The French government says it is closing the camp, home to 6,500 people, on humanitarian grounds. It plans to relocate them at 450 centres across France.

Many of the migrants are from countries such as Afghanistan, Syria and Eritrea and had wanted to reach Britain, which is connected to France by a rail tunnel and visible from Calais on a clear day.

In Pictures: Calais 'Jungle' evacuation

Some had wished to join up with relatives already there and most had planned to seek work, believing that jobs are more plentiful than in France.

Britain, however, bars most of them on the basis of European Union rules requiring them to seek asylum in the first member states they set foot in.
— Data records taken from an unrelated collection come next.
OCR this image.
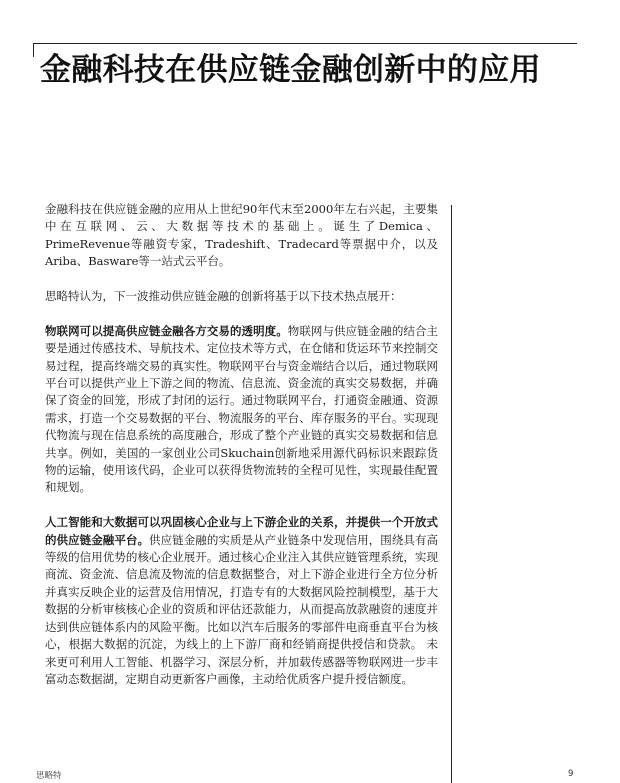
金融科技在供应链金融创新中的应用

金融科技在供应链金融的应用从上世纪90年代末至2000年左右兴起，主要集中在互联网、云、大数据等技术的基础上。诞生了Demica、PrimeRevenue等融资专家，Tradeshift、Tradecard等票据中介，以及Ariba、Basware等一站式云平台。

思略特认为，下一波推动供应链金融的创新将基于以下技术热点展开：

物联网可以提高供应链金融各方交易的透明度。物联网与供应链金融的结合主要是通过传感技术、导航技术、定位技术等方式，在仓储和货运环节来控制交易过程，提高终端交易的真实性。物联网平台与资金端结合以后，通过物联网平台可以提供产业上下游之间的物流、信息流、资金流的真实交易数据，并确保了资金的回笼，形成了封闭的运行。通过物联网平台，打通资金融通、资源需求，打造一个交易数据的平台、物流服务的平台、库存服务的平台。实现现代物流与现在信息系统的高度融合，形成了整个产业链的真实交易数据和信息共享。例如，美国的一家创业公司Skuchain创新地采用源代码标识来跟踪货物的运输，使用该代码，企业可以获得货物流转的全程可见性，实现最佳配置和规划。

人工智能和大数据可以巩固核心企业与上下游企业的关系，并提供一个开放式的供应链金融平台。供应链金融的实质是从产业链条中发现信用，围绕具有高等级的信用优势的核心企业展开。通过核心企业注入其供应链管理系统，实现商流、资金流、信息流及物流的信息数据整合，对上下游企业进行全方位分析并真实反映企业的运营及信用情况，打造专有的大数据风险控制模型，基于大数据的分析审核核心企业的资质和评估还款能力，从而提高放款融资的速度并达到供应链体系内的风险平衡。比如以汽车后服务的零部件电商垂直平台为核心，根据大数据的沉淀，为线上的上下游厂商和经销商提供授信和贷款。 未来更可利用人工智能、机器学习、深层分析，并加载传感器等物联网进一步丰富动态数据湖，定期自动更新客户画像，主动给优质客户提升授信额度。

思略特	9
Even as the process began, the fate of about 1,300 unaccompanied child migrants remained uncertain.

Mr Cazeneuve urged Britain last week to step up efforts to identify and resettle child migrants.

London has given priority to children with family ties and discussions are under way with Paris over who should take in minors with no connections.

Britain's Home Office said it had reluctantly agreed to suspend the transfer of more children, on the request of the French authorities.

For now, children have been moved to converted shipping containers at a site on the edge of the Jungle before they are interviewed by French and British immigration officials, a spokesman for the UN refugee agency in Geneva said.

Armed police earlier fanned out across the Jungle as the operation got under way.

Interior Ministry spokesman Pierre-Henry Brandet said that authorities had not needed to use force and that the large police presence at the camp was just for security.

Aid workers went from tent to tent, urging migrants to leave the camp before heavy machinery is rolled in to start the demolition. 

French President Francois Hollande announced last month that the camp will close before winter, with its estimated 6,500 inhabitants dispersed around the country.

The site has become a symbol of his government's failure to tackle Europe's migrant crisis and a target of criticism from conservative and far-right rivals seeking to unseat him.

 

An emergency legal bid by several aid groups to delay the closure of the Jungle camp was rejected by a court in Lille earlier last week.

Despite efforts to reduce numbers by dismantling the slum's southern section earlier this year, migrants from countries including Sudan, Syria and Eritrea returned to the camp.

The Jungle closure plan will see people being held at more than 160 reception centres in regions across France for up to four months while authorities investigate their cases.

Those who do not seek asylum will be deported. The move has prompted vehement protests from many local conservative and far-right politicians, saying they fear the consequences of having migrants in their towns.

But Mr Hollande has sought to adopt a stronger stance and called for more solidarity amid the chaos that has gone on around the camp.